Я вывела её под утро – когда утренняя смена ещё не пришла, а ночная уже засыпает. Легкое снотворное помогло усилить эффект.
***
; Вчера, в пьяной драке мужчина прирезал жену перочинным ножом – соседи вызвали милицию, и сотрудникам удалось спасти трехлетнего сына, которого обезумевший отец хотел убить следующим, ; вещала подтянутая диктор по плоскому экрану телевизора.
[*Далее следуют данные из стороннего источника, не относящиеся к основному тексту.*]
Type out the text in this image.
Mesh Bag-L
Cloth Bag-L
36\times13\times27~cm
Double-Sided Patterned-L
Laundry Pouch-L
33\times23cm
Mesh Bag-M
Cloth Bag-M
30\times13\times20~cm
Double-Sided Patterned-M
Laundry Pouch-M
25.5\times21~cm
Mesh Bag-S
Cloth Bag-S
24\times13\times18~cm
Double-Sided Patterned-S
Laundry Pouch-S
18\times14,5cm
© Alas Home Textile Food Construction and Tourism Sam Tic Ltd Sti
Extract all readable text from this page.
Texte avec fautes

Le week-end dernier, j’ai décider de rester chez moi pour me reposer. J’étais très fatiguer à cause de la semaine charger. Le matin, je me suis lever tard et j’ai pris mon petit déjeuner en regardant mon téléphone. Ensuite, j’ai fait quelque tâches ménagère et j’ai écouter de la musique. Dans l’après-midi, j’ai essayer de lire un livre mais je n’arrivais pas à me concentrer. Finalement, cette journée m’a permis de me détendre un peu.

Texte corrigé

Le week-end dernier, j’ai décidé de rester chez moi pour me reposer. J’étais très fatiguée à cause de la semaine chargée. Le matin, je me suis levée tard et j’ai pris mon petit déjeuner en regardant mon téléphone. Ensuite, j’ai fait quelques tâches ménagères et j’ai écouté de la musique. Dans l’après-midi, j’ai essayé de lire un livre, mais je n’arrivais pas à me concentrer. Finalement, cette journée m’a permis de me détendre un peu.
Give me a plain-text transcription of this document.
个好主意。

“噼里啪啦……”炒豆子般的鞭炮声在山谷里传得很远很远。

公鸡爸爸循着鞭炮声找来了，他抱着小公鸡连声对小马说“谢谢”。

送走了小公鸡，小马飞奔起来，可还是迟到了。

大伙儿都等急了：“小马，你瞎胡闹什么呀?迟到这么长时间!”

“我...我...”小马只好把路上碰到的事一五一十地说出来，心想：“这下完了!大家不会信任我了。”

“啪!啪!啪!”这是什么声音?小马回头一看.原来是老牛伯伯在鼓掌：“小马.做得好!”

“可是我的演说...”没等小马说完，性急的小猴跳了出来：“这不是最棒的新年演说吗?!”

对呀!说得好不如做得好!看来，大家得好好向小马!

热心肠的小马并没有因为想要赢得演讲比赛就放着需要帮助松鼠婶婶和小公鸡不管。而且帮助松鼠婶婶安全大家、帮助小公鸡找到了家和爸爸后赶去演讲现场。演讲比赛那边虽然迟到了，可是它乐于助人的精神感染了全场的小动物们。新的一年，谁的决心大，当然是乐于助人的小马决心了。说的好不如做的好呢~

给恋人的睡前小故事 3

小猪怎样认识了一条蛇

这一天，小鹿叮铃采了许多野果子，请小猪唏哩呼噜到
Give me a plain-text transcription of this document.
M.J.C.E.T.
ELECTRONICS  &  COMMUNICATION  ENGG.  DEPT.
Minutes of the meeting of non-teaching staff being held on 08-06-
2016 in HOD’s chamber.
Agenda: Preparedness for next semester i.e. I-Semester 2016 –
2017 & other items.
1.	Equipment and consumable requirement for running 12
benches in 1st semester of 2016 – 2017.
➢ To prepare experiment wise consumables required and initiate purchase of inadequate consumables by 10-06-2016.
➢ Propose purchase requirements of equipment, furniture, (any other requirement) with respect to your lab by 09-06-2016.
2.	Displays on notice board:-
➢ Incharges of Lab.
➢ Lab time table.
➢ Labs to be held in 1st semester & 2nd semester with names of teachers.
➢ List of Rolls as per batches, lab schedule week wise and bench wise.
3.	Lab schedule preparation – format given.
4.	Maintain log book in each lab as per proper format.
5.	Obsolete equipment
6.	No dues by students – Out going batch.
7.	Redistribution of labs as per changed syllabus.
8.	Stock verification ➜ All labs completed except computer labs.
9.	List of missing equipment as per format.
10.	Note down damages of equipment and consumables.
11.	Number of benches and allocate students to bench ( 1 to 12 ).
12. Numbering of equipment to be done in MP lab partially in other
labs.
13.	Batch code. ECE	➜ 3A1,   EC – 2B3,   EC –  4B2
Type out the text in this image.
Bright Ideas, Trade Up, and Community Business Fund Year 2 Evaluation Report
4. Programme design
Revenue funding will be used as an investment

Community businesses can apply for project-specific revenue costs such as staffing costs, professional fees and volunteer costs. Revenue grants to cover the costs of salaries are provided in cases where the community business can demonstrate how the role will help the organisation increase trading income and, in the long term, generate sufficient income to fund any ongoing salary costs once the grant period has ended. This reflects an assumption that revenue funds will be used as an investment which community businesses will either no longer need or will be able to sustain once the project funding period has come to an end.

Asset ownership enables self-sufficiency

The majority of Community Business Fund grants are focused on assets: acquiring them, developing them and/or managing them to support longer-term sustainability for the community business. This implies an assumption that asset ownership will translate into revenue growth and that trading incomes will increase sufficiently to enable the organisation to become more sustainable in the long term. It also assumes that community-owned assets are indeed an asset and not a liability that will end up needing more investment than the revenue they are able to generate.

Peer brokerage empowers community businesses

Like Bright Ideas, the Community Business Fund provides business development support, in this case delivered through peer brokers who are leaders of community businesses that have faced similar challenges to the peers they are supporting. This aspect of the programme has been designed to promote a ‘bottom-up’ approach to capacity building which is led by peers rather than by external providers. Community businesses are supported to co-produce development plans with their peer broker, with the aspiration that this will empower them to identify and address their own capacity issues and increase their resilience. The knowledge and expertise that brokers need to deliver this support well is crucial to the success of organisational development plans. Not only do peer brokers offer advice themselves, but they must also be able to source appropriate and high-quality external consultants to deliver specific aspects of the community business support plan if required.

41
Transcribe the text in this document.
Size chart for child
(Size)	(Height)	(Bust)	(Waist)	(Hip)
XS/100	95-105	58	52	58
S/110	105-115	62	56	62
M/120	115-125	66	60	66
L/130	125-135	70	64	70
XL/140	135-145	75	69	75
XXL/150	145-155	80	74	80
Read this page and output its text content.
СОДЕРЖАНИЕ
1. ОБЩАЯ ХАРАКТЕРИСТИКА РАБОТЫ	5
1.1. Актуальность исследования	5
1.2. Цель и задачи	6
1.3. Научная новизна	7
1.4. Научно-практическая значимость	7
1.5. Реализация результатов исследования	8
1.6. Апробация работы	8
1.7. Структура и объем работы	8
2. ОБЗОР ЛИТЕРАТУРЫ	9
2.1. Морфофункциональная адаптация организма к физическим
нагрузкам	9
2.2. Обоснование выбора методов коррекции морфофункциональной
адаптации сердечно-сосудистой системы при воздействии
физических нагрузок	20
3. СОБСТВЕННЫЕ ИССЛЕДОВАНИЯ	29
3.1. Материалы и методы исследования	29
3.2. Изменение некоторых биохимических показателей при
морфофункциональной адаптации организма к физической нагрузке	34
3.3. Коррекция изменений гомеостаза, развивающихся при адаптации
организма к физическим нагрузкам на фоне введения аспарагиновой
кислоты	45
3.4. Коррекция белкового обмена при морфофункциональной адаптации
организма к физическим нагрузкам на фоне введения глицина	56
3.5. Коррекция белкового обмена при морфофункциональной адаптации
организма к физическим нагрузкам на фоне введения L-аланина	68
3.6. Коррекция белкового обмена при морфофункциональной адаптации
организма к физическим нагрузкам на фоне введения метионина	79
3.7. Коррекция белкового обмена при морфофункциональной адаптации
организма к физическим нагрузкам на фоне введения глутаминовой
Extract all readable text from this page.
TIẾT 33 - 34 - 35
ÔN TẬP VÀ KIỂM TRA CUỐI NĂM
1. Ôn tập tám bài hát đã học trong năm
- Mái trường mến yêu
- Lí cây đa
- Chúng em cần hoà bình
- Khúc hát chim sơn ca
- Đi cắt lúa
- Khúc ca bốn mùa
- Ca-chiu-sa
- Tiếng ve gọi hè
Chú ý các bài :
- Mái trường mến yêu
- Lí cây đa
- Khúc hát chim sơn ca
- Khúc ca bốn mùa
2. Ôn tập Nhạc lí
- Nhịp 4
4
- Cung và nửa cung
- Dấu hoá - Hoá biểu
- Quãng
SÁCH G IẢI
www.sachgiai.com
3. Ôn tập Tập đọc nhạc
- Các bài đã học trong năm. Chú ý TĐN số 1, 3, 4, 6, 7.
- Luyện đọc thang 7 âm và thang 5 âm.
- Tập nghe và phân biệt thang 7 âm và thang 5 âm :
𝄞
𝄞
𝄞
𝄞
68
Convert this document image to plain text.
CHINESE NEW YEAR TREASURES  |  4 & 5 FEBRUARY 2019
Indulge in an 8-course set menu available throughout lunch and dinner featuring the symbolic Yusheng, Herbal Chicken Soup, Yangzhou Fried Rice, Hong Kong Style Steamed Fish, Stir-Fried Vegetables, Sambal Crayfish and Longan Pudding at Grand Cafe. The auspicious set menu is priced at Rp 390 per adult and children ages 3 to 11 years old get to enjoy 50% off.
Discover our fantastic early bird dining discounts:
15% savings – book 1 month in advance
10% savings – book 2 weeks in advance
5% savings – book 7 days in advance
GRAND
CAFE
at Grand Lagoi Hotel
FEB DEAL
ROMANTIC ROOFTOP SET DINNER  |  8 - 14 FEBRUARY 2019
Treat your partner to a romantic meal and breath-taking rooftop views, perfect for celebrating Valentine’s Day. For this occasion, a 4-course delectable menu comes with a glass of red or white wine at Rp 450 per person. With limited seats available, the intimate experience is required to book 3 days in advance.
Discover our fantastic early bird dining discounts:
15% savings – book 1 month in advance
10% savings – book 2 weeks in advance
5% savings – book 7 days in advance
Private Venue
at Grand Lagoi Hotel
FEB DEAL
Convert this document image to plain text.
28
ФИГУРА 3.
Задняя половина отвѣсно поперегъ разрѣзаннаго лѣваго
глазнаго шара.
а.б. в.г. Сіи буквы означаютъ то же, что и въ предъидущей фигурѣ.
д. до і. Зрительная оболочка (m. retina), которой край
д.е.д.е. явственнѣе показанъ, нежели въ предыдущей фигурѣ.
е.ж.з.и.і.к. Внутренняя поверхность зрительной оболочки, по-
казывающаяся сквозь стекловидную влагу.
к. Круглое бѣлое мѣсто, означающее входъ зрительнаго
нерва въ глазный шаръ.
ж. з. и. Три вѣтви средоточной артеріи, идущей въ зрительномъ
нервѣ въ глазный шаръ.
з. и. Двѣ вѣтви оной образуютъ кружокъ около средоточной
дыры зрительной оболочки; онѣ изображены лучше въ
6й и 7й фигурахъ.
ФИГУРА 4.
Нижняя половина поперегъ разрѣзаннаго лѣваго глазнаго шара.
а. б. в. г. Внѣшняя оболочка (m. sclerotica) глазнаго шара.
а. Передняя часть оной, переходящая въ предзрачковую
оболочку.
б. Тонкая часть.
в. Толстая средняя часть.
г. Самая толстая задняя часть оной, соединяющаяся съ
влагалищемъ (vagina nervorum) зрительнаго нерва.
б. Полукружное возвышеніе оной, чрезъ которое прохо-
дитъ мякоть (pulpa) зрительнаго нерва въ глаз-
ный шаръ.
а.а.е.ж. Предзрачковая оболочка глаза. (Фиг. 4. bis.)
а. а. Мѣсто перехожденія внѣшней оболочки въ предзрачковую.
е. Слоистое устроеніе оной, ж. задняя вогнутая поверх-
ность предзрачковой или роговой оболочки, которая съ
; Ты смотри, о нас уже ничего не говорят, ; я рассмеялась, вытянувшись на кровати. Виктория улыбнулась, поворачиваясь и запуская в меня смятой кофтой.
; Да кому мы нужны, а? К тому же я дала кому надо на лапу.
Она опустилась на кровать рядом и, притянув меня за затылок, поцеловала.
Наш первый произошел много раньше – когда она прижала меня к стене в квартире её друга, у которого мы скрывались, и спросила, почему я ей помогла. Я ответила тогда, что просто не могла по-другому, потому что она ; это она. И она стала мне ближе, чем кто либо. Она провела костяшками пальцев по моей шее и спросила на ухо, касаясь губами мочки, только ли поэтому. Я помню, как медленно и густо мою шею и щеки залил румянец и я, опустив глаза, бормотала, что не могу без неё – вот тогда она поцеловала. И я поняла, что правда – не могу.